Audiobook Review: What Becomes of the Brokenhearted by E. Lynn Harris

June 24, 2024

E. Lynn Harris writes the memoir of his life–from his childhood in Arkansas as a closeted gay boy through his struggling days as a self-published author to his rise as a New York Times bestselling author. In What Becomes of the Brokenhearted, E. Lynn Harris shares an extraordinary life touched by loneliness and depression, but more important, he reveals the triumphant life of a small-town dreamer who was able through writing to make his dreams–and more–come true (via

I was trying to remember how I came across What Becomes of the Brokenhearted by E. Lynn Harris, but I can’t remember. I believe I was looking into books I remembered reading and loving when I was young, one of which (of course) was Invisible Life. In the end, I guess it doesn’t matter how I found his memoir, but I’m glad that I did.

Harris starts his memoir with a description of a failed suicide attempt and uses this as a springboard to talk about his struggles with depression and how those struggles relate to his search for love–love from his family, friends, romantic partners, and himself. He doesn’t shy away from talking about how deeply depressed he was at various points in his life, and some of the circumstances that exacerbated his depression. The memoir spans from his early childhood up to the publication of Invisible Life, starting with an incident where he got in trouble for twirling like his sisters to show off a beautiful coat he was proud to wear. This, I believe, is the first time he felt like who he was as a person was deemed wrong or not enough, a feeling that nagged him throughout his life, especially as he came to terms with his sexuality.

Though this memoir deals with clinical depression and abuse he faced at various times in his life–sometimes physical–I do have to say that I did not find this maudlin at all. The abuse is not described in detail, though Harris does sit with the confusion and feelings in the aftermath. More importantly, there is a lot joyful about his life, and he celebrates those moments as much, if not more, than he does the parts of his life that causes him pain.

If anything, I would recommend this book as a strong testament to the power of faith. Although Harris struggles to know who he is (and I know this sounds like a contradiction, but) he knows who he is and leans on that knowledge to get him through. Even when Harris was at his lowest, he still believed that his life could and probably did have meaning (yes, even during his suicide attempt), which is part of what allowed him to seek help for his depression and eventually led to him becoming a writer.

A lot of young (and some older, honestly) people, especially the ones I work with, don’t truly understand what it meant to be a gay person before the turn of the century and why they can’t joke with older members of their families who have recently come out of the closet.
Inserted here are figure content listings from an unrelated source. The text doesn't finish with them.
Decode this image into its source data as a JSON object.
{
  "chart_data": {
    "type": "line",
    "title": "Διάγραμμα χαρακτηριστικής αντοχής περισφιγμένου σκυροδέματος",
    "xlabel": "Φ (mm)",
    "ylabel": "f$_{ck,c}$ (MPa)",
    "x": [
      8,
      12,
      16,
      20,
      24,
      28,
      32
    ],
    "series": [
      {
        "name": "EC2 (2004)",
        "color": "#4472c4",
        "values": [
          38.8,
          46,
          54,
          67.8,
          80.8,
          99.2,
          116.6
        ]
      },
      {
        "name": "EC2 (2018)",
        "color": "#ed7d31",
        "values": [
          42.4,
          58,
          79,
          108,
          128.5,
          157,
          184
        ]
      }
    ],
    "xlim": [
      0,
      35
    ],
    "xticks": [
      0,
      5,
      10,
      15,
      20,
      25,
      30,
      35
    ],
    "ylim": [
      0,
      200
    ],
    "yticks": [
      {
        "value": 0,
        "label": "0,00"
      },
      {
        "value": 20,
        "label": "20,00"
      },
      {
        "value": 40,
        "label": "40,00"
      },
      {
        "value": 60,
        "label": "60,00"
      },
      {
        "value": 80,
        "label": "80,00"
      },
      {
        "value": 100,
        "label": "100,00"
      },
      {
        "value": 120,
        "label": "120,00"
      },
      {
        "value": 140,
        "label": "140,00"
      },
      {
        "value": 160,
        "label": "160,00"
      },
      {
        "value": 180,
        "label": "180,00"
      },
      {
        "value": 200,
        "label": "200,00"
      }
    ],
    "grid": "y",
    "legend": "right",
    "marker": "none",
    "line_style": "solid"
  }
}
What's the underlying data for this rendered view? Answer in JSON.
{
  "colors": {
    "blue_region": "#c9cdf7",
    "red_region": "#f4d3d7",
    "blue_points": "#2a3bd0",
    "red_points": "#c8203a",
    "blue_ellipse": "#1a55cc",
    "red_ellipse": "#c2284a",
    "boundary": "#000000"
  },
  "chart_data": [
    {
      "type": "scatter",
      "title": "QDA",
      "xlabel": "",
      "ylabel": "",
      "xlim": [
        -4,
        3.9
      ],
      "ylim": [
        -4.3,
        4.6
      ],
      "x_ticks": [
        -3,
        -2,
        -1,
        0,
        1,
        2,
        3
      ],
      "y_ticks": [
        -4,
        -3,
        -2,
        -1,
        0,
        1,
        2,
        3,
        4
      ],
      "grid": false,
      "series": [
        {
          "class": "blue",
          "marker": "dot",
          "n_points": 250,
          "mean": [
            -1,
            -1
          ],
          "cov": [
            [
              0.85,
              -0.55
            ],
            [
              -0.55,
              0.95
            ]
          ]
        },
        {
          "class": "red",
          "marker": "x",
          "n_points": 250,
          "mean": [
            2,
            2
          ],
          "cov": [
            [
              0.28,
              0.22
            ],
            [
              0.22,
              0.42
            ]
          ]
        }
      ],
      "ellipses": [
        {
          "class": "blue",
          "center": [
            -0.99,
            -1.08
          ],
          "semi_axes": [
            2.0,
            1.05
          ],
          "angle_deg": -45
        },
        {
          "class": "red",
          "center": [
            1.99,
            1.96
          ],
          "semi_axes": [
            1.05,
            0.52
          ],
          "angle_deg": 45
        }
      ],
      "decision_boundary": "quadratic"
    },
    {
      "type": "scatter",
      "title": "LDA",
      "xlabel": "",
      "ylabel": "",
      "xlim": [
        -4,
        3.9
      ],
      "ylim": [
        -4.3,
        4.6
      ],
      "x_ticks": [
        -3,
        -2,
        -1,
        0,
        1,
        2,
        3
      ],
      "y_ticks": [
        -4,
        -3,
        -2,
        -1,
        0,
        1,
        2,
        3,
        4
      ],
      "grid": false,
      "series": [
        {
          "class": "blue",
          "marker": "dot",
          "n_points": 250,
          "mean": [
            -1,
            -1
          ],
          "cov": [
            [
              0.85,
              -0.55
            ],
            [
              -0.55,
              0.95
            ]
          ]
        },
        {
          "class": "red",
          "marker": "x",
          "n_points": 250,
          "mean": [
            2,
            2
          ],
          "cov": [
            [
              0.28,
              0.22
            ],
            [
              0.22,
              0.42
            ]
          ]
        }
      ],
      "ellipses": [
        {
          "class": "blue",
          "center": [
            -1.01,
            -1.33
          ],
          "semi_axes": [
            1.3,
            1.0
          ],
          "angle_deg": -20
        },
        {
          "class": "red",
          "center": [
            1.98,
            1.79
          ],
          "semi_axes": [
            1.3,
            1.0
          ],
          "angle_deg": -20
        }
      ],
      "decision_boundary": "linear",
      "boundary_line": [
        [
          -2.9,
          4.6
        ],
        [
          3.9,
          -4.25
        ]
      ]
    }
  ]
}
I try to explain to them that, yes, being gay is something society is largely okay with now, but that it wasn’t that way as recently as when I was in high school. (Which is not recent to them, but you know what I mean.) The way sexuality was dealt with when I was in high school is completely foreign to many of my students, especially now that I teach in a big city. A book like this would go long way in showing them why their elders may be so reluctant to talk about those things. It also, of course, gives more context to what it was like to live through the AIDS crisis of the ’80s and ’90s.

I listened to this book, which was confusing at times, only because the book cover says READ BY THE AUTHOR, but I definitely found myself wondering if the way it was being read was the way E. Lynn Harris actually talked, which is a weird thing to think when you’re listening to an audiobook narrated by the author. TURNS OUT, the version I listened to was NOT read by the author but was instead narrated by one Richard Allen. (Goodreads won’t let me do an insert author deal here, so here’s his Goodreads profile.) So, my confusion was warranted since it was indeed read by someone other than the author. (It was also originally a book on tape, so at the end of certain sections, Allen would very helpfully say, “This concludes tape [insert number here].”) But all I want to know is WHY the book cover says it’s read by the author when it most clearly is not. Even if it was a book on tape originally, that’s still false advertising! So, yeah, I have a big problem with that.

But I digress.

My only complaint about the book (minus the false advertising of the audiobook, which I will never get over) is that Harris ends it with an epilogue that says he’s in a loving relationship with a man but doesn’t say how they met, fell in love, etc. While it’s nice to know he did find love, given the title of the book, it would have been even nicer to get more info about what made that particular relationship different from the ones he had been in before.

I am still absolutely gutted by Harris’s death (he died of heart disease, so, literally, a broken heart), but I am very happy he left behind this memoir so that readers could get to know the man behind the novels he wrote.

All in all, I highly recommend this book to anyone who loves the author’s work, is a member of the LGBTQ+ community, is an ally, and/or struggles with depression.